La storia che vi stiamo per raccontare ha per protagonista un uomo la cui vita è curiosamente legata, annodata dovremmo dire, ad una vicenda di nodi. “Il nodo immaginato” è il racconto che Federico Di Leva ha scritto per noi.
Il professor Hermann aveva un curioso rapporto con i nodi. In tutte le accezioni del termine ma, in particolare, con una di esse…
Quella mattina, poi, i nodi avrebbero giocato un ruolo fondamentale nell’esistenza del professore.
La sveglia suonò presto, ma non destò Hermann che, per quasi tutta la notte, non era riuscito a dormire, arrovellandosi attorno al nodo di un’ansia assai difficile da sciogliere.
Si alzò dal letto. Le gambe gli dolevano, affaticate dal peso degli anni che, presto o tardi, lo avrebbero schiacciato. Andò in bagno, a specchiarsi. Sulla sua testa canuta, costellata dalle macchie dell’età, i pochi capelli rimasti erano una nuvola bianca e sottile.
Hermann la pettinò o, almeno, tentò. E tutti i nodi (com’è proverbiale) vennero al pettine. Quei nodi che lui non aveva ancora mai avuto voglia di domare.
Fortuna volle, però, che quel giorno – come era accaduto nel resto della sua vita – giunse sua moglie Sarah ad aiutarlo. I due si scambiarono un sorriso. Poi, lei – con mani ossute e pazienti e lo sguardo benevolo di chi stia accudendo un bambino di ottant’anni – lo aiutò a pettinarsi.
E lo aiutò a vestirsi, e a creare il nodo della cravatta, del quale Hermann non era mai riuscito a carpire il segreto. Un nodo così reale, concreto, e distante dal mondo che gli occhi di Hermann erano abituati ad esplorare.
Sarà intrecciò per lui il nodo delle sue scarpe, e lo abbracciò, come a fargli coraggio, rinsaldando quel nodo che li teneva legati da una vita.

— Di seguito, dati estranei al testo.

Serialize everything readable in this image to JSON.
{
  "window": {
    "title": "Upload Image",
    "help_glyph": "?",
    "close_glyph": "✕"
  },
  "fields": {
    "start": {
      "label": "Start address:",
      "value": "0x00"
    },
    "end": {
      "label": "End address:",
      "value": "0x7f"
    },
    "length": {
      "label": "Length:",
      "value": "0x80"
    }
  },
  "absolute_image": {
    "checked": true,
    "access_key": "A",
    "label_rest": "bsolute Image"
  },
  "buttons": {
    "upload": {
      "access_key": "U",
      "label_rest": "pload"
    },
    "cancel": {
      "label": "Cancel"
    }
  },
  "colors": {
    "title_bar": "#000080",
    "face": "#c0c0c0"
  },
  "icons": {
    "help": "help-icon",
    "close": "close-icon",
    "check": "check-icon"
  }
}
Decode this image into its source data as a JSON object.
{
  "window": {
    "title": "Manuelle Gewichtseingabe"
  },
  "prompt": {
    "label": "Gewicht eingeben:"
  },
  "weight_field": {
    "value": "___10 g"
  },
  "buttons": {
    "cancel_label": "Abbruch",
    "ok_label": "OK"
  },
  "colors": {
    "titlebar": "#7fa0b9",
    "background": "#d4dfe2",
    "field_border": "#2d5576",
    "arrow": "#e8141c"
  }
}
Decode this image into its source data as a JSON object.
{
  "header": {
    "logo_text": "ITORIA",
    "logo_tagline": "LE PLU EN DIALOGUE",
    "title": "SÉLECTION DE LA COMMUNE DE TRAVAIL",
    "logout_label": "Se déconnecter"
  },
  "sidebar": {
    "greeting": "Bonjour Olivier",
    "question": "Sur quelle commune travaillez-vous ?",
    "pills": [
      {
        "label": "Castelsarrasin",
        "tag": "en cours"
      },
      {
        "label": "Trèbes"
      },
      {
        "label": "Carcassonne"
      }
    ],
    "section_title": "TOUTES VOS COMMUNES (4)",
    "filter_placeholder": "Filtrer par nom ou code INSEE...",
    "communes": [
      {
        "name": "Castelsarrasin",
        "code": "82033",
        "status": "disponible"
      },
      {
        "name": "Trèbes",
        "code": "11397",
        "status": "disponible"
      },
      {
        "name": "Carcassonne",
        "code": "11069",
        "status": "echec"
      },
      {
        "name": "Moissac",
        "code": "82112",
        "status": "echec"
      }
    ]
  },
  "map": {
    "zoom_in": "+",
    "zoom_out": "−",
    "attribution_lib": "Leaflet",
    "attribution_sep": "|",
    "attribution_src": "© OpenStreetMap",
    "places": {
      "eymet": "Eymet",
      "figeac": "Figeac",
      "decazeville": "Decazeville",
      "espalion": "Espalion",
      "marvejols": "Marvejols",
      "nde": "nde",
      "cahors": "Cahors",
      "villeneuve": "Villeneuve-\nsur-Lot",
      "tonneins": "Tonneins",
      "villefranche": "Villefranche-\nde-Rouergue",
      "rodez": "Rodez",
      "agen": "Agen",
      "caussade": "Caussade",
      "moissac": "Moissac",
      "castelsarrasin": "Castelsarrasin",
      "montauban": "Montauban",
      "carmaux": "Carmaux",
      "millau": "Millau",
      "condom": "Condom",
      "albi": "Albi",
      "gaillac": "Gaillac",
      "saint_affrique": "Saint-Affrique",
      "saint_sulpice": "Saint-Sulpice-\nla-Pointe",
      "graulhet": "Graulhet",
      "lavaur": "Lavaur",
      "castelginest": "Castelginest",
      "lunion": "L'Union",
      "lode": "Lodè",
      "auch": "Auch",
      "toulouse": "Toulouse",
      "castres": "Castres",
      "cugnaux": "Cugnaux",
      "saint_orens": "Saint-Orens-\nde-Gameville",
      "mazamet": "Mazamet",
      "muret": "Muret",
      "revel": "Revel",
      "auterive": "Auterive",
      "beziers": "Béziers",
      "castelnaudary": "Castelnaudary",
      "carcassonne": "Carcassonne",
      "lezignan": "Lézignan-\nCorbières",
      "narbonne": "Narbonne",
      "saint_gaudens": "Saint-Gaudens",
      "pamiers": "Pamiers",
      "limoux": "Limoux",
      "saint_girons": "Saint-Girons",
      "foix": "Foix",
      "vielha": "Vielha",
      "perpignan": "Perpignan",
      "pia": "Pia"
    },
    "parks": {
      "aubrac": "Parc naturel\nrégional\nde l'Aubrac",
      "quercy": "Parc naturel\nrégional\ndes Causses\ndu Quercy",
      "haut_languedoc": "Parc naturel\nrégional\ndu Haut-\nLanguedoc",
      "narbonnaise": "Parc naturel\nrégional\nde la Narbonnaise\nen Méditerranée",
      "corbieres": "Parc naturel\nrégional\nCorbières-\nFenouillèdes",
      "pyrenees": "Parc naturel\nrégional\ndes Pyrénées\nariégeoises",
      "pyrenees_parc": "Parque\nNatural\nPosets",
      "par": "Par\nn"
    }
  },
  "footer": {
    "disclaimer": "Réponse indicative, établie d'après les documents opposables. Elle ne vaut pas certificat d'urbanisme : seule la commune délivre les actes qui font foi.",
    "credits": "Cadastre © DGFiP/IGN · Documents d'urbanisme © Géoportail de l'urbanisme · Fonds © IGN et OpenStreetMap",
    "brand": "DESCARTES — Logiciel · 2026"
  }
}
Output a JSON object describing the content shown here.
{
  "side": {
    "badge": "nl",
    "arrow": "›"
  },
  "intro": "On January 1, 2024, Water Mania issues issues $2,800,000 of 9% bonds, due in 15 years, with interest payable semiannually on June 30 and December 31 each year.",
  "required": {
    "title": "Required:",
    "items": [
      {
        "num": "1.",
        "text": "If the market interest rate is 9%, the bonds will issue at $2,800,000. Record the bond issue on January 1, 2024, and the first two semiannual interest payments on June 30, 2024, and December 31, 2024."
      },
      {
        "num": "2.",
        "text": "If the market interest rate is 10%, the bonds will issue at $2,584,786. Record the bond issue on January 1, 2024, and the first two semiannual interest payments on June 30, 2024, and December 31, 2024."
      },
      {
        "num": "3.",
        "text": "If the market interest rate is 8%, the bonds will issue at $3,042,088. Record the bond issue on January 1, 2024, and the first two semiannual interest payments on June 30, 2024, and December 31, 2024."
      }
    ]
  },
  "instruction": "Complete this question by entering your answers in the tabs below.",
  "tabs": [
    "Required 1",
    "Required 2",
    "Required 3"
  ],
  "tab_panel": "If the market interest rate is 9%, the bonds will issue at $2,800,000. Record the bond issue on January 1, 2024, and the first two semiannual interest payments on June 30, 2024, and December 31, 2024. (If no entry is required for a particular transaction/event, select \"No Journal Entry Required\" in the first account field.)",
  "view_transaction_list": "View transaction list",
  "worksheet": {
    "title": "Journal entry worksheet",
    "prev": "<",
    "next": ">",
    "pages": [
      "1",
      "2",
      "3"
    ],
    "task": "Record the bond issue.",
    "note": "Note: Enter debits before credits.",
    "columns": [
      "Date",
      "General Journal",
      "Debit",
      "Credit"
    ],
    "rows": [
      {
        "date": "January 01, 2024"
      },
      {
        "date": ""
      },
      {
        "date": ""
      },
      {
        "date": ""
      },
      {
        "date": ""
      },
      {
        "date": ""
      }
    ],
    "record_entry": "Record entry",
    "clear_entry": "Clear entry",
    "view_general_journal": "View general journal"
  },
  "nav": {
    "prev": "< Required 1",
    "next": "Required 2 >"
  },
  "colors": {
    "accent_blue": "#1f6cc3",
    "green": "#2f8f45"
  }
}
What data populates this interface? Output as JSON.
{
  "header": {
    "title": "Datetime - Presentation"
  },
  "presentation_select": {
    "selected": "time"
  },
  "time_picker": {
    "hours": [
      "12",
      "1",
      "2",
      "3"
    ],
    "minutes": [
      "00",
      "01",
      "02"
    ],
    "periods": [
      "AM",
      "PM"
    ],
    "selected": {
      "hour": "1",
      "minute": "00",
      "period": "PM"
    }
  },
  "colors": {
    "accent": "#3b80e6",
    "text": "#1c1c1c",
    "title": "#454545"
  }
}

Una vita che Hermann aveva vissuto da imbranato, nell’incapacità di sciogliere le più semplici questioni pratiche.
Poi suonarono alla porta di quella camera d’albergo. Erano venuti a prenderli. Di lì a poche ore, Hermann avrebbe ricevuto il Premio Nobel per la Matematica, per aver rivoluzionato la Teoria Topologica dei Nodi.
Gli unici nodi con i quali Hermann si sentisse a proprio agio quando, con lo sguardo azzurro e la mente assorta, li inseguiva lungo intrichi multidimensionali, come un bambino intento ad osservare – delle rondini nel cielo – il volo sinuoso, armonioso e, a suo modo, annodato.